GAH. my first entry ever! CRAZY

Jan 05, 2006 20:54

heyyy! this is my first live journal entry ever. get pumped kids. well i just got back from a psat class that went over your psat score. and i didnt do too shabby on the psat, but i could have done a lot better. thats not the point though. they were talking about college. COLLEGE. it pisses me off that college is getting so prestigious and that you have to take atleast 3 different tests just to even apply to college. its f'ing ridiculous if i might say so. how can highschool be the best years of your life when all you are doing is freaking about your grades and getting into a good college. sure, you can have fun with friends and do whatever you do to have fun... but in the back of your mind and EVERYDAY at school revovles around you going to college. sigh... for most of my life ive aimed for those ivy leagues and sure it woudl be AMAZING if i went to one, but i highly doubt it. my grades arent THAT good. and i DO want to have some sort of life in high school.. and im sure my IQ isnt that high. ive been thinking about it and how i think that i might like a college that is smaller and has a more personalized education. but i really ahve no idea. because im only 15 and a sophmore in high school. so its kind of a joke and i laugh. BUT im goign to be 16 soon

JAN. 9 BITCHES!!!!

haahha. i laugh. sooooo.... i feel as thoguh i want to talk about this year. because i just got this journal shiat. SOOOOO. sophomore year... 05-06. has been different. freshman year was seriously the best year of my life EVER. i met so many new people, was invovled with a lot of activities, got the grades i wanted.. well close lol and it was just... amazing? amazing cant even describe. haha i had a lot of fun that year. THIS YEAR on the other hand. TOTAL disaster. i got good grades i guess. but i think it was a draastic change socially. i spent the last 4 months of highschool lsat year with upper classmen and it wasnt a bad thing at all it was SOOO MUCH FUN! GAHHH! godspell. i love you peeps. you know who you are. but i feel like they are gone now.. and i dont see them anymore, i cant call them everyday and be like lets hangout, or go out and get a snack afterschool, drive aroudn talk. theres no one here anymore that can talk to me about what i shoudl expect and what they went through. i think that having upperclassmen as friends helped me adjust and get comfortable with hgihschool, but it also gave me a sort of comfort that i knew that those people had been through what i had and know what im gogin through. they could help em out in times of need and sort out my head. now, that its gone i feel like i dont know what to do all the time. sometimes i feel lonely though im def. not. i have SOOO many friends that love and care for me at school and away that it doesnt really matter.

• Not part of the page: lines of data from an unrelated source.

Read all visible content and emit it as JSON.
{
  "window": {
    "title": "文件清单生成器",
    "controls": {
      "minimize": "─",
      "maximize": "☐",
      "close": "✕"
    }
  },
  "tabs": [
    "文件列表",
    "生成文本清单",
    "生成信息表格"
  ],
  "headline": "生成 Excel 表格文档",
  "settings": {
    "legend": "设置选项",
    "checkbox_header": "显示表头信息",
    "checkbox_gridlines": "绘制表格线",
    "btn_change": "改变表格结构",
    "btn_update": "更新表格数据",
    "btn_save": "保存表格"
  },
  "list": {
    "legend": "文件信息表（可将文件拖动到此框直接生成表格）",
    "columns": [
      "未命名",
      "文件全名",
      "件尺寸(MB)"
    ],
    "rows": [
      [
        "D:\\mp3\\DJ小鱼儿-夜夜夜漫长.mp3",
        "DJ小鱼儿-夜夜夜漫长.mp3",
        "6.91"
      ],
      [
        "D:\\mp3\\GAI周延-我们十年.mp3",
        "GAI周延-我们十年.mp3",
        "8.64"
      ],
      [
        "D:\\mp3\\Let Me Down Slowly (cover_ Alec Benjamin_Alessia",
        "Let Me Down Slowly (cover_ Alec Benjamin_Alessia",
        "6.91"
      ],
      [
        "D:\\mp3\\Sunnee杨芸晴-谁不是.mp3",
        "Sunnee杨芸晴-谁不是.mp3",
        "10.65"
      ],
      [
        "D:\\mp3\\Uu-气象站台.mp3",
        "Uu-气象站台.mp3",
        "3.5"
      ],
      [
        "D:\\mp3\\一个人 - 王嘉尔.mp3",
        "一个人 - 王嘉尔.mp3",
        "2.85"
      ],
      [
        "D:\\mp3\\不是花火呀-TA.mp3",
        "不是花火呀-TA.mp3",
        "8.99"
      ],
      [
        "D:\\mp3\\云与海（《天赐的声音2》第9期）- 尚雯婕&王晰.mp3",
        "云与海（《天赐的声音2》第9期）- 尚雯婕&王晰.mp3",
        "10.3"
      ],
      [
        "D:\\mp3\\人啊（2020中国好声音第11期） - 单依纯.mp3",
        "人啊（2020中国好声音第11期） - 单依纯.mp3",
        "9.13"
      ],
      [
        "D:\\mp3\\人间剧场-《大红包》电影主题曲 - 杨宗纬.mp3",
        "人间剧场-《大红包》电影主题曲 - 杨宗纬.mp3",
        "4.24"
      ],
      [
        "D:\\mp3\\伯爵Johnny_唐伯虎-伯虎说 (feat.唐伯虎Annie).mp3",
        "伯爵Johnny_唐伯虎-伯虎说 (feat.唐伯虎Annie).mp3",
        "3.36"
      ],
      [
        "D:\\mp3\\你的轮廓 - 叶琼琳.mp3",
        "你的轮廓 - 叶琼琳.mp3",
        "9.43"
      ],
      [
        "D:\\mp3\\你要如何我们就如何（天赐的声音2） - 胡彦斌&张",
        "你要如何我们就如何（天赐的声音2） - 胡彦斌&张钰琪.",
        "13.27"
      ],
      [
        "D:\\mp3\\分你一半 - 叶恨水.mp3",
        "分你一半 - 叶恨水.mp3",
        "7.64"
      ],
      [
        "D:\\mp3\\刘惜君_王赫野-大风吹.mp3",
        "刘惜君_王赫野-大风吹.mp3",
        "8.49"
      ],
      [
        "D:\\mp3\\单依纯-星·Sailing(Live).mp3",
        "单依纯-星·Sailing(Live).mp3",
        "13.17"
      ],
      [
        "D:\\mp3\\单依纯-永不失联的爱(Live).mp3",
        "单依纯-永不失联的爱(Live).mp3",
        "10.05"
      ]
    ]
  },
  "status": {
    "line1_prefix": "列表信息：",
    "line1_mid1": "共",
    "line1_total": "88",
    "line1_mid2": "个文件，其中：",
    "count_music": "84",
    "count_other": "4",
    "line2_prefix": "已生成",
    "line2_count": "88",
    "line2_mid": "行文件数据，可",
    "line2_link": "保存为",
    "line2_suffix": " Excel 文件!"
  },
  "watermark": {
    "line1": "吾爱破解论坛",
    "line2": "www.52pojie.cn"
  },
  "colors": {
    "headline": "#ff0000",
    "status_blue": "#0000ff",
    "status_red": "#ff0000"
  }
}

i guess all in all... i miss my buddies up in colegio the most. you know who you are my lovers :D! you guess made such a huge impact in my life and i will never ever forget freshmen year. you took care of me when i needed something, took me home when i felt sick, picked me up to go to a stupid MA rehearsal, took me places when my parents were in china, let me spend the night when i was home alone, talked with me for hours about my problems. and i just want to thank you. i love you guys SOOOOO much and i hope that we stay friends forever OKAY?! even though i knwo that im a younging and im like. 3 years younger. FUCK THAT BITCHES lol.

alright that was the most cheesy blog EVER. but its true and from my heart. a good first entry on my new livejournal LOL

soo world. come read about the amazing life of alston chiang.